Mark Penn's Missed Microtrends
Penn is the best-selling author of Microtrends: The Small Forces Behind Tomorrow's Big Changes. This book mirrors his approach to elections: identify influential archetypes, like 1996's Soccer Moms, and fine-tune campaign proposals (for example, requiring parental-control "V-chips" in all new TVs) to win them over.
Microtrends applies this analysis to the social sphere: Penn's "microtrends" involve tiny but visible segments of the population who are growing in size or influence due to social and economic forces—like the 1 percent of California youths who list "sniper" as a career goal.
The book's critical reception was mixed. While it gained some corporate cachet, political writers showed Penn no love. Influential blogger Ezra Klein called Microtrends "so epically awful as to take the entire polling industry down with it." Maureen Dowd snarked that "the chapters all read like reports that Mr. Penn wrote for clients," and compared the names he gave his population segments—among them Shy Millionaires, Mildly Disordered, and Uptown Tattooed—to "a new lineup of Fox reality shows."
But perversely, Obama's success has vindicated Penn's microtargeting approach.
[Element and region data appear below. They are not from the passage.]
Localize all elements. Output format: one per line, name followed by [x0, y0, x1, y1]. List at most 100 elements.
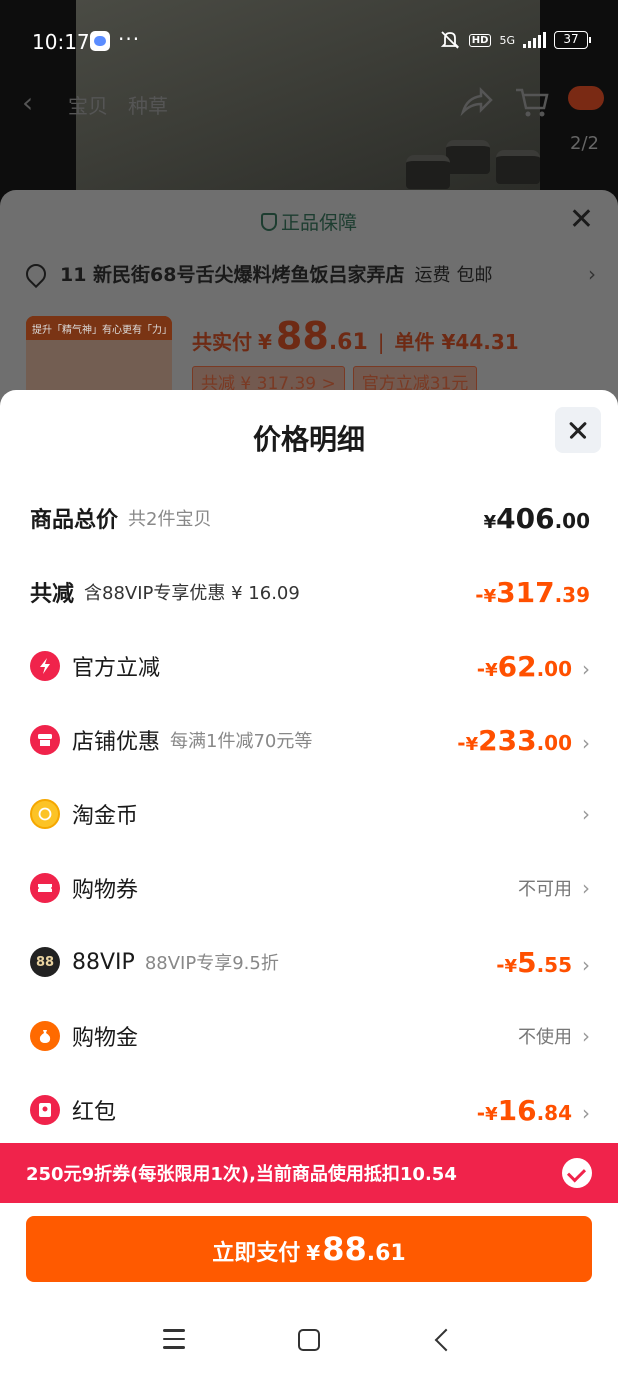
row-label: 淘金币	[72, 804, 139, 829]
price-currency: ¥	[258, 330, 272, 354]
row-shopping-gold[interactable]: 购物金 不使用 ›	[30, 1006, 590, 1066]
product-jar	[446, 140, 490, 174]
row-amount: - ¥5.55	[496, 946, 572, 979]
row-sub: 含88VIP专享优惠 ¥ 16.09	[84, 583, 300, 604]
chevron-right-icon: ›	[582, 730, 590, 755]
amount-decimal: .55	[536, 952, 572, 977]
system-nav-bar	[0, 1303, 618, 1375]
row-label: 官方立减	[72, 656, 161, 681]
amount-integer: 5	[517, 945, 537, 979]
row-red-packet[interactable]: 红包 - ¥16.84 ›	[30, 1080, 590, 1140]
chevron-right-icon: ›	[582, 656, 590, 681]
amount-sign: -	[476, 656, 486, 681]
price-label: 共实付	[192, 330, 252, 354]
check-icon[interactable]	[562, 1158, 592, 1188]
amount-sign: -	[476, 1100, 486, 1125]
store-icon	[30, 725, 60, 755]
back-icon[interactable]: ‹	[22, 86, 33, 119]
row-total-discount: 共减 含88VIP专享优惠 ¥ 16.09 - ¥317.39	[30, 562, 590, 622]
address-text: 11 新民街68号舌尖爆料烤鱼饭吕家弄店	[60, 264, 405, 286]
chevron-right-icon: ›	[582, 876, 590, 900]
more-notifications-icon: ···	[118, 27, 141, 51]
row-official-discount[interactable]: 官方立减 - ¥62.00 ›	[30, 636, 590, 696]
row-status: 不可用	[518, 879, 572, 900]
amount-decimal: .00	[554, 508, 590, 533]
battery-icon: 37	[554, 31, 591, 49]
row-shopping-voucher[interactable]: 购物券 不可用 ›	[30, 858, 590, 918]
tab-baobei[interactable]: 宝贝	[68, 90, 108, 119]
signal-icon	[523, 32, 546, 48]
status-icons: HD 5G 37	[439, 30, 591, 50]
red-packet-icon	[30, 1095, 60, 1125]
mute-icon	[440, 31, 459, 49]
row-label: 88VIP	[72, 949, 135, 975]
amount-integer: 233	[478, 723, 537, 757]
shield-icon	[260, 213, 277, 231]
home-icon[interactable]	[298, 1329, 320, 1351]
cart-icon[interactable]	[512, 82, 552, 122]
coupon-banner[interactable]: 250元9折券(每张限用1次),当前商品使用抵扣10.54	[0, 1143, 618, 1203]
row-label: 购物金	[72, 1026, 139, 1051]
row-status: 不使用	[518, 1027, 572, 1048]
row-amount: - ¥62.00	[477, 650, 572, 683]
row-label: 购物券	[72, 878, 139, 903]
row-goods-total: 商品总价 共2件宝贝 ¥406.00	[30, 488, 590, 548]
row-label: 共减	[30, 582, 75, 607]
guarantee-banner: 正品保障	[0, 208, 618, 235]
amount-integer: 317	[496, 575, 555, 609]
row-taojinbi[interactable]: 淘金币 ›	[30, 784, 590, 844]
row-amount: ¥406.00	[484, 502, 590, 535]
price-separator: |	[377, 330, 385, 354]
status-bar: 10:17 ··· HD 5G 37	[0, 0, 618, 86]
shipping-label: 运费	[414, 264, 451, 286]
chevron-right-icon: ›	[582, 802, 590, 826]
coin-icon	[30, 799, 60, 829]
amount-decimal: .39	[554, 582, 590, 607]
back-arrow-icon[interactable]	[434, 1328, 458, 1352]
bolt-icon	[30, 651, 60, 681]
app-notification-icon	[90, 31, 110, 51]
row-amount: - ¥317.39	[475, 576, 590, 609]
network-type: 5G	[499, 33, 515, 47]
amount-currency: ¥	[485, 1103, 498, 1125]
address-row[interactable]: 11 新民街68号舌尖爆料烤鱼饭吕家弄店 运费 包邮 ›	[21, 259, 596, 288]
chevron-right-icon: ›	[582, 952, 590, 977]
amount-decimal: .00	[536, 730, 572, 755]
location-pin-icon	[21, 259, 51, 288]
order-sheet-close-icon[interactable]: ✕	[569, 202, 594, 237]
order-total: 共实付 ¥ 88 .61 | 单件 ¥44.31	[192, 314, 519, 358]
share-icon[interactable]	[455, 82, 495, 122]
guarantee-text: 正品保障	[280, 212, 357, 234]
amount-currency: ¥	[465, 733, 479, 755]
pay-now-button[interactable]: 立即支付 ¥ 88 .61	[26, 1216, 592, 1282]
row-88vip[interactable]: 88 88VIP 88VIP专享9.5折 - ¥5.55 ›	[30, 932, 590, 992]
unit-price: 单件 ¥44.31	[394, 330, 519, 354]
chevron-right-icon: ›	[582, 1024, 590, 1048]
pay-area: 立即支付 ¥ 88 .61	[0, 1203, 618, 1303]
amount-integer: 406	[496, 501, 555, 535]
row-label: 红包	[72, 1100, 117, 1125]
price-decimal: .61	[328, 330, 368, 355]
hd-badge: HD	[468, 33, 492, 47]
row-label: 店铺优惠	[72, 730, 161, 755]
amount-sign: -	[496, 952, 505, 977]
pay-amount-integer: 88	[322, 1230, 367, 1268]
menu-icon[interactable]	[163, 1329, 185, 1349]
amount-currency: ¥	[483, 511, 497, 533]
amount-currency: ¥	[504, 955, 518, 977]
coupon-text: 250元9折券(每张限用1次),当前商品使用抵扣10.54	[26, 1164, 457, 1185]
price-integer: 88	[275, 314, 329, 358]
amount-sign: -	[475, 582, 484, 607]
status-time: 10:17	[32, 30, 90, 54]
row-amount: - ¥233.00	[457, 724, 572, 757]
row-sub: 共2件宝贝	[128, 509, 212, 530]
row-amount: - ¥16.84	[477, 1094, 572, 1127]
chevron-right-icon: ›	[582, 1100, 590, 1125]
vip-icon: 88	[30, 947, 60, 977]
row-store-discount[interactable]: 店铺优惠 每满1件减70元等 - ¥233.00 ›	[30, 710, 590, 770]
tab-zhongcao[interactable]: 种草	[128, 90, 168, 119]
amount-currency: ¥	[483, 585, 497, 607]
pay-label: 立即支付	[212, 1241, 301, 1266]
message-icon[interactable]	[568, 86, 604, 110]
close-icon[interactable]	[555, 407, 601, 453]
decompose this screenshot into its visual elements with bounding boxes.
This year, microconstituencies that could easily have fit Penn's book were poised to make a huge splash in the relatively small Democratic primary pool, swelling 2004's turnout of 16 million by 80 percent.
(Primary and caucus voters are a small, skewed fraction of those who cast ballots in November, estimated at 122 million voters in 2004 and certain to grow this year.)
Receptive to messages of inspiration, change and political reform, groups like newly energized Internet donors, nostalgic middle-aged liberals, freshly recruited pundits, and atypically upscale independents have provided Obama's keys to success.
Online Donors.
Foremost among the influencers are a new wave of political donors, who have always been a microconstituency. Most Americans donate to charitable causes like churches, medical research, even pet rescue—not political candidates. The total number of donors to all presidential candidates in 2004 totaled just one million—less than 0.5 percent of the adult population. But the Web has caused this smallish universe of political donors to rise sharply: Obama's backers now claim that, if nominated, he alone will attract two million donors by November.These new donors' influence goes far beyond the attitudes changed by the ads they fund. They have rewritten the rules about how quickly a candidate can capitalize on sudden momentum, and pumped previously unseen amounts of cash into the campaign industry. These new online donors are perfect specimen of a Penn microgroup: small, but growing rapidly as a result of new outside forces (the Internet, here).